Recipe modified by Verna from an original “Potato and Chorizo Recipe” by Tyler Florence

Recipe Summary

Prep Time: 55 minutes

Yield: 3 servings

Ingredients

8 tomatillos, husked and rinsed
2 jalapeños quartered and seeded
1 onion - ½ quartered & ½ chopped
4 cloves garlic - 2 chopped and 2 whole
1 handful cilantro leaves coarsely chopped
1 lime juiced
2 cups shredded cooked chicken - about 6-8 tenderloins
½ package crumbled queso fresco
1 potato cubed
1 package pie crust (2 crusts)
1 egg beaten with a dash of water for eggwash
¼ cup flour for dusting
olive oil
1 tsp butter

Prepare shredded chicken: Preheat oven to 400°. Bake the chicken tenderloins for 45 minutes or until golden brown.
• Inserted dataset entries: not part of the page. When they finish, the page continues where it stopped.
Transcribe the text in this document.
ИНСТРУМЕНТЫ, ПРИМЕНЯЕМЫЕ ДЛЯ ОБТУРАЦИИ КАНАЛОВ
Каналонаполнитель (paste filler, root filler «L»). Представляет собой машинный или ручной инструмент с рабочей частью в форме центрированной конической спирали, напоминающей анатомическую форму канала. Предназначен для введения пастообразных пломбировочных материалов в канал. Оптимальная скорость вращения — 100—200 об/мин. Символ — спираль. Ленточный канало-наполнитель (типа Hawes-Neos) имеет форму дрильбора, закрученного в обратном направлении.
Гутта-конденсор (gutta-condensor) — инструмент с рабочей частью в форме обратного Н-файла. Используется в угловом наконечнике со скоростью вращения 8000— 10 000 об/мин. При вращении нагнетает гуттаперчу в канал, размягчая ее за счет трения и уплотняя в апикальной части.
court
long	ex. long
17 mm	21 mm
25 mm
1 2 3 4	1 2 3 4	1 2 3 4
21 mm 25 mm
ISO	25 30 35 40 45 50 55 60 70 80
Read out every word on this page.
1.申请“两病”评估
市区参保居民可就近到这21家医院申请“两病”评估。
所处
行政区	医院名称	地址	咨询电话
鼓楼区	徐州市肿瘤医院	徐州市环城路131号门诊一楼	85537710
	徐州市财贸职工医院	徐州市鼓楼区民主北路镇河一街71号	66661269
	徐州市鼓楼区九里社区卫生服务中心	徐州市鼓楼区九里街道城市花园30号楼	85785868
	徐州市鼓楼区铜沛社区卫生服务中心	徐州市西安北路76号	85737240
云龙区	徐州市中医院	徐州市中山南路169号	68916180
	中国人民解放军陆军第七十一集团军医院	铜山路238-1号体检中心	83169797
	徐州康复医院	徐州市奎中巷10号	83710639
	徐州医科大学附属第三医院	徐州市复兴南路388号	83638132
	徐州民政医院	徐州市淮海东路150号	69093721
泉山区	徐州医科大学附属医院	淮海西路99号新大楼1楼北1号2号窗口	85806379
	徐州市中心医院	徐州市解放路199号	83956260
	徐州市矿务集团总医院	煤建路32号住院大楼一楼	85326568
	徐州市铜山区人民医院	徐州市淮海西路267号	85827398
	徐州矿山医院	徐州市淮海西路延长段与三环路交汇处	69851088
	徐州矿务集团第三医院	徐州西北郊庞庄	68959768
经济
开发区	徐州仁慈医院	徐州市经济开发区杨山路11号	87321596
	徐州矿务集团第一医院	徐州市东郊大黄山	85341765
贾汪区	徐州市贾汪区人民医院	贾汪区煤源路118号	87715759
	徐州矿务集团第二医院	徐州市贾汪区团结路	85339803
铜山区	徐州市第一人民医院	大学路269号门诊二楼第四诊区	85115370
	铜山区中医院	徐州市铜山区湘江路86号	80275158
Set chicken aside and allow to cool. After the chicken cools, shred it along the grain using two forks.

Prepare the Verde Sauce: bring tomatillos, jalapeños, ½ onion quarters and 2 whole garlic cloves in a medium pot of water to a boil. Simmer 10 to 15 minutes or until tomatillos are soft; test with a fork or toothpick. When ready, allow the vegetables to cool somewhat and place in a blender with ¼ cup water, lime juice and cilantro. Pureé the mixture to a coarse consistency and set aside.

Prepare the Filling: Combine the potato cubes, the½ chopped onion and the remaining chopped garlic cloves in a skillet with two turns of olive oil and the butter; fry for 10 to 15 minutes or until potatoes begin to soften. Then add the shredded chicken and crumble the cheese into the pan. Mix in a third (one cup) of the verde sauce and stir together. Remove from heat.

Prepare the Empanadas: Preheat the oven to 375°. Dust the pie crusts with flour. Cut six five-inch diameter pastry circles. Apply the eggwash to the outer ½ inch of each circle. Place a heaping tablespoon of the filling on each circle, slightly off-center. Fold the pastry to form a semi circle and crimp the outer ½ inch with a fork. Puncture the top of each empanada with the fork in several places to allow steam to escape. Prepare a cookie sheet with a thin layer of butter or oil. Place the empanadas on the cookie sheet and top each empanada with the eggwash. Bake for 30 minutes, or until golden brown. Serve topped with the remaining verde sauce.